Pendant les années 1990, après la chute de l'Union soviétique et l'ascension des États-Unis en tant que superpuissance mondiale, plusieurs institutions internationales, notamment le Fonds monétaire international (FMI), la Banque mondiale, le département du Trésor des Etats-Unis et l'Organisation mondiale du commerce, ont adopté un ensemble de politiques économiques largement connues sous le nom de « Consensus de Washington », un terme inventé par l'économiste britannique John Williamson. Ces réformes ont inauguré l'ère du néolibéralisme, une philosophie politique et économique mettant l'accent sur le libre-échange, la déréglementation, la mondialisation et la privatisation, ouvrant ainsi la voie à d'importants bénéfices pour le secteur privé. Par exemple, grâce au Consensus de Washington, le FMI a pu imposer des mesures qui ont contraint les pays à réorienter leurs priorités en matière de dépenses publiques au détriment des services essentiels tels que la santé et l'éducation, à libéraliser le commerce, à encourager les investissements étrangers, à privatiser les entreprises publiques, à renforcer la propriété privée et à réformer les régimes fiscaux en faveur des acteurs privés et des grands investisseurs. Cependant, ce modèle économique a eu pour conséquence la remise en question des cadres institutionnels et des pouvoirs antérieurs, remettant en cause les formes traditionnelles de souveraineté de l'État, la division du travail, les relations sociales, les prestations sociales, les avancées technologiques, les modes de vie et de pensée, les activités de reproduction, l'attachement à la terre et les habitudes culturelles.

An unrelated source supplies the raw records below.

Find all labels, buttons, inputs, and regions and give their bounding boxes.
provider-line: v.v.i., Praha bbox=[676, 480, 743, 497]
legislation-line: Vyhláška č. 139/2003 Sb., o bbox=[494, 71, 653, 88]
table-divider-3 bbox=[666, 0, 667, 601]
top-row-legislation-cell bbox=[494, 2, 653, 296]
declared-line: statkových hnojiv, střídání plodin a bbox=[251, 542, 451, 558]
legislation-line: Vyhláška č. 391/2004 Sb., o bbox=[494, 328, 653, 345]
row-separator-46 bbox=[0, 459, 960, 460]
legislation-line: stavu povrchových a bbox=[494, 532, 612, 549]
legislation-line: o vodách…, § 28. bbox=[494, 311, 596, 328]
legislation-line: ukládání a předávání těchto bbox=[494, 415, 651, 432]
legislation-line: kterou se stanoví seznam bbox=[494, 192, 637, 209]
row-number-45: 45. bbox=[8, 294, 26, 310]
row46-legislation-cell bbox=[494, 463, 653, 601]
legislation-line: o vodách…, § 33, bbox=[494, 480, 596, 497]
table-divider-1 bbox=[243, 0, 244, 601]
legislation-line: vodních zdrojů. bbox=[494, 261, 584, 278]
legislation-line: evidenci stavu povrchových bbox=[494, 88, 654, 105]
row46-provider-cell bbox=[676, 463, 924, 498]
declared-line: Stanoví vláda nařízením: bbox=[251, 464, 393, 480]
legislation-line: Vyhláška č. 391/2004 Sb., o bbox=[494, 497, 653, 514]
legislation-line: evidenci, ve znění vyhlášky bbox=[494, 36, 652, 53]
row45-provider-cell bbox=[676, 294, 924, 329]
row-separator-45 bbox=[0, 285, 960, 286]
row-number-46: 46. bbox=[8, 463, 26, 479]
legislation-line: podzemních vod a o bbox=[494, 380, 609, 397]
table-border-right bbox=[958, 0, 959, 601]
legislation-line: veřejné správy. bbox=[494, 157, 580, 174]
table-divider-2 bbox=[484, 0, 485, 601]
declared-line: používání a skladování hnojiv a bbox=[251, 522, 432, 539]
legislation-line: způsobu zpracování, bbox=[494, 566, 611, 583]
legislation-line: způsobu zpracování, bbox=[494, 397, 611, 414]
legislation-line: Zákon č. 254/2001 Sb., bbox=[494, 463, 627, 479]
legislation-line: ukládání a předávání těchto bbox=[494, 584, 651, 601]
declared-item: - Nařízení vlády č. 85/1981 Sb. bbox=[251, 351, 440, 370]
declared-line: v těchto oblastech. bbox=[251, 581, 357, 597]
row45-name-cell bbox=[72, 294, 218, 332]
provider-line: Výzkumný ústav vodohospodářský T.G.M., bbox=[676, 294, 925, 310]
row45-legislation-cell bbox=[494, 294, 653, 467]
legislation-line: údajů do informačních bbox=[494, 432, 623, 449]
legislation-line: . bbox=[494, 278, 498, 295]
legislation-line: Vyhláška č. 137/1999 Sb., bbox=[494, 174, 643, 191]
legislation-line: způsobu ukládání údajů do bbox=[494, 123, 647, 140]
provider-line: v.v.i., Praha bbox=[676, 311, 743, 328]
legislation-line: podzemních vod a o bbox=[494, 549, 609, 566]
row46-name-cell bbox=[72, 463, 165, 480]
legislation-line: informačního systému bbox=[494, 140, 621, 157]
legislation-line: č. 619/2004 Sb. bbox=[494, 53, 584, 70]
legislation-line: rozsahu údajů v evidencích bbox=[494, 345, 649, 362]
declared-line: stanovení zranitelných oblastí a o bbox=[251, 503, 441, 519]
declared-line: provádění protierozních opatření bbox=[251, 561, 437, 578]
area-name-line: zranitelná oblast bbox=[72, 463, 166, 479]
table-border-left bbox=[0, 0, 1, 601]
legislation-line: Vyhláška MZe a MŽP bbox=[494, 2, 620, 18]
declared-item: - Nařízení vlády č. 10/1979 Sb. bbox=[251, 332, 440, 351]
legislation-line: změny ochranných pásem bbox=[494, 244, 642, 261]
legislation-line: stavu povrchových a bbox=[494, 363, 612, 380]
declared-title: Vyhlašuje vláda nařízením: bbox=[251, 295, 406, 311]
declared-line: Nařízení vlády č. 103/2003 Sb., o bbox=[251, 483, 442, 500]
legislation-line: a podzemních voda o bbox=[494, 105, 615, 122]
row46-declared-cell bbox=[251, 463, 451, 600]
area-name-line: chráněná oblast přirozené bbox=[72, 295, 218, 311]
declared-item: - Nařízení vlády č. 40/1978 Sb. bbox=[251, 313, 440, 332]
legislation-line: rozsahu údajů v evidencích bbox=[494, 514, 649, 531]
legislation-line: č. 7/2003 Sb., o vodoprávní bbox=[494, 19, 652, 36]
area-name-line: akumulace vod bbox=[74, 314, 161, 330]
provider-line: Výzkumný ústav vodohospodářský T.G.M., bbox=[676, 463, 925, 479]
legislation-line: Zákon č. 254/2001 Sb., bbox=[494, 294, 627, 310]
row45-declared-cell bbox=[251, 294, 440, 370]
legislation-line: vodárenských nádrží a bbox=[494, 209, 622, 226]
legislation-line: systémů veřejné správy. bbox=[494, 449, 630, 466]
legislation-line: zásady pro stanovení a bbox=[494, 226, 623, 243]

Le Consensus de Washington a émergé grâce à des conditions structurelles, comprenant des réalignements historiques du pouvoir politique et économique mondial, ainsi que des idées prédominantes au sein de la communauté économique académique. Cependant, il est également le fruit d'actions délibérées de puissants acteurs, en particulier le gouvernement des États-Unis, avec le soutien du monde des affaires, en collaboration avec d'autres gouvernements de pays riches et des hauts fonctionnaires d'organisations internationales partageant des convictions similaires.


 

Sous l’hégémonie néolibérale des États-Unis, la dette est devenue un instrument de plus en plus puissant au service de l'impérialisme économique, redéfinissant les politiques économiques et favorisant la privatisation continue au profit d'intérêts privés étroits. L'histoire longue des dettes imposées à de nombreux pays, ainsi que des politiques colonialistes qui ont entravé leur accès aux marchés mondiaux des capitaux, est non seulement injuste, mais aussi accablante. En effet, ces dettes étaient pratiquement impossibles à rembourser sans contracter de nouveaux emprunts. En cas de défaut de paiement, les pays se voient exclus des marchés mondiaux des capitaux, les privant de la possibilité d'acheter des biens essentiels pour leur population. Dans de telles situations, ces pays se tournent souvent vers le FMI en tant que prêteur de dernier recours. Cependant, les prêts du FMI sont assortis de conditionnalités néolibérales, telles que des programmes d'ajustement structurel, des mesures d'austérité et des stratégies de réduction de la pauvreté. Ces conditionnalités ont forcé les pays, en collaboration avec les détenteurs de dettes privées et publiques, à prioriser le remboursement de la dette, ce qui a entraîné la privatisation (la vente de biens et de services publics), la réduction des dépenses publiques et des allocations de retraite, l'instauration de taxes à la valeur ajoutée (TVA) régressives, la déréglementation du marché du travail, et ainsi de suite. Un exemple concret se trouve au Gabon, où les mesures d'austérité imposées par le FMI ont englobé une réduction substantielle des dépenses publiques et une diminution du déficit budgétaire, passant de 6,6 % du PIB en 2016 à 4,6 % en 2017. Ces mesures ont eu un impact significatif sur la capacité du secteur de la santé à fournir des services. En conséquence, le système de santé public au Gabon s'est effondré, les régimes d'assurance publique ont été affectés, et les citoyens se sont retrouvés dans une situation de vulnérabilité, confrontés à des dépenses imprévues qui ont souvent plongé les familles dans la pauvreté.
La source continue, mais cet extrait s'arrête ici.